Doctors told her Najera and the fetus were fine. But Arevalo now had to decide how to tell her granddaughter about the wreck’s tragic toll.
“I had to tell her one person died, and she cried,” Arevalo said. “When I told her seven were dead, she lost it. She doesn’t remember anything.”
State troopers said that they plan to charge Najera with seven counts of criminally negligent homicide, but as of Tuesday afternoon she had not been arrested.
Arevalo feels authorities are making an already tragic situation worse by pointing fingers in what she describes as just a horrific accident.
“She’s just 20 years old,” she said. “This is going to mess up her life forever.”
New policies
Norma Chapa, meanwhile, can’t find it in herself to lay any blame at all. As the director of La Fuente’s second facility in Palmview, she spent Tuesday dealing with too much grief to consider handling anger.
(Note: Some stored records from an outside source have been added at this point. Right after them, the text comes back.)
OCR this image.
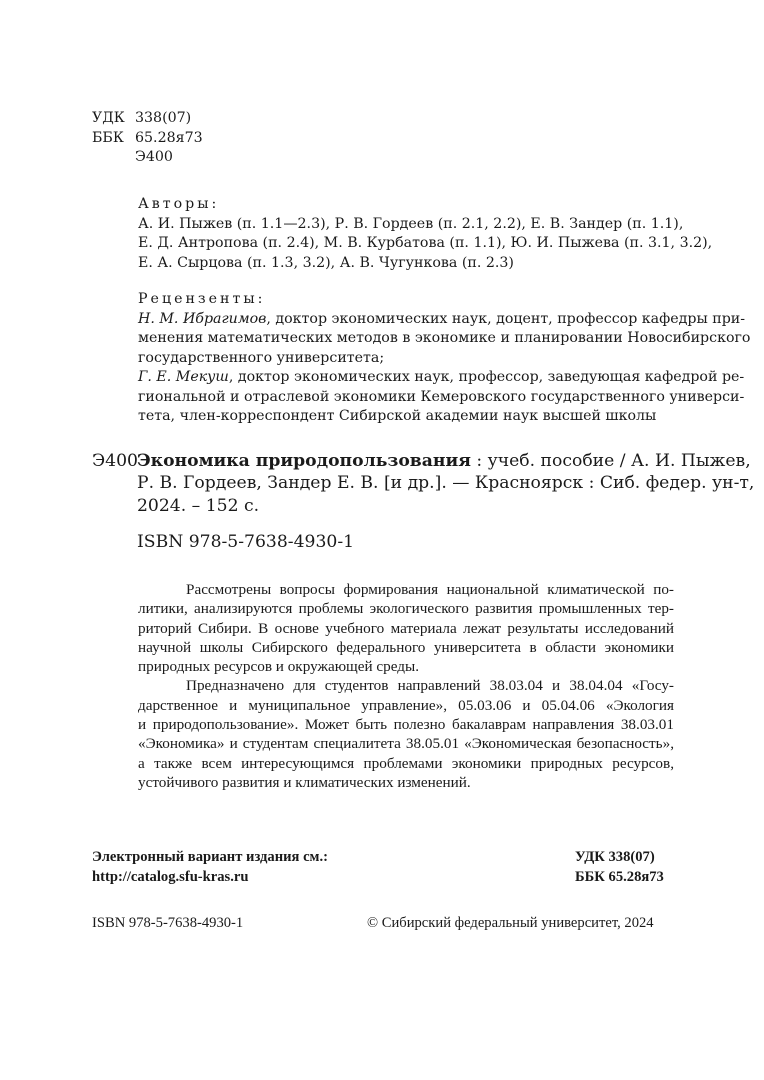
УДК 338(07)
ББК 65.28я73
Э400
Авторы:
А. И. Пыжев (п. 1.1—2.3), Р. В. Гордеев (п. 2.1, 2.2), Е. В. Зандер (п. 1.1),
Е. Д. Антропова (п. 2.4), М. В. Курбатова (п. 1.1), Ю. И. Пыжева (п. 3.1, 3.2),
Е. А. Сырцова (п. 1.3, 3.2), А. В. Чугункова (п. 2.3)
Рецензенты:
Н. М. Ибрагимов, доктор экономических наук, доцент, профессор кафедры при-
менения математических методов в экономике и планировании Новосибирского
государственного университета;
Г. Е. Мекуш, доктор экономических наук, профессор, заведующая кафедрой ре-
гиональной и отраслевой экономики Кемеровского государственного универси-
тета, член-корреспондент Сибирской академии наук высшей школы
Э400 Экономика природопользования : учеб. пособие / А. И. Пыжев,
Р. В. Гордеев, Зандер Е. В. [и др.]. — Красноярск : Сиб. федер. ун-т,
2024. – 152 с.
ISBN 978-5-7638-4930-1
Рассмотрены вопросы формирования национальной климатической по-
литики, анализируются проблемы экологического развития промышленных тер-
риторий Сибири. В основе учебного материала лежат результаты исследований
научной школы Сибирского федерального университета в области экономики
природных ресурсов и окружающей среды.
Предназначено для студентов направлений 38.03.04 и 38.04.04 «Госу-
дарственное и муниципальное управление», 05.03.06 и 05.04.06 «Экология
и природопользование». Может быть полезно бакалаврам направления 38.03.01
«Экономика» и студентам специалитета 38.05.01 «Экономическая безопасность»,
а также всем интересующимся проблемами экономики природных ресурсов,
устойчивого развития и климатических изменений.
Электронный вариант издания см.:
http://catalog.sfu-kras.ru
УДК 338(07)
ББК 65.28я73
ISBN 978-5-7638-4930-1	© Сибирский федеральный университет, 2024
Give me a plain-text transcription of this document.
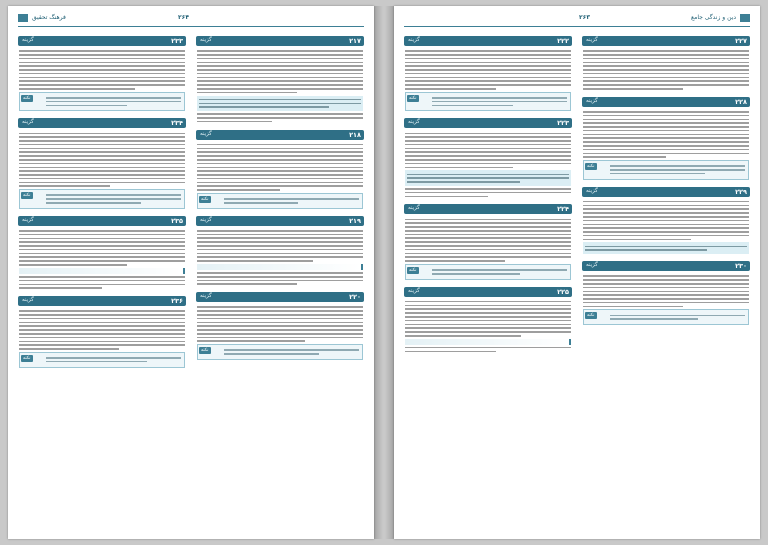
فرهنگ تحقیق	۲۶۴
۲۳۳
گزینه
نکته
۲۳۴
گزینه
نکته
۲۳۵
گزینه
۲۳۶
گزینه
نکته
۲۱۷
گزینه
۲۱۸
گزینه
نکته
۲۱۹
گزینه
۲۲۰
گزینه
نکته
دین و زندگی جامع
۲۶۳
۲۲۲
گزینه
نکته
۲۲۳
گزینه
۲۲۴
گزینه
نکته
۲۲۵
گزینه
۲۲۷
گزینه
۲۲۸
گزینه
نکته
۲۲۹
گزینه
۲۳۰
گزینه
نکته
“We don’t have any hate against her,” she said. “I know she did wrong, but she’s a human being, too. She’s got to be suffering.”
Directors at both centers advised their clients Tuesday that they would be required to wear seat belts in company vans from now on — a safety precaution, Chapa says, they have always urged on their clients.
But for Sullivan City director Aleman, the photo albums will always remind her of Monday’s loss.
“They were all somebody’s mother, their brother, their father,” she said. “Each and every client had something special about them.”
Thinking about them reduces her to tears, but she resolved herself to push the chaotic scene from her thoughts. She had too many other clients to console.
“The more they hear it’s OK to let go,” she said, “the more they can heal.”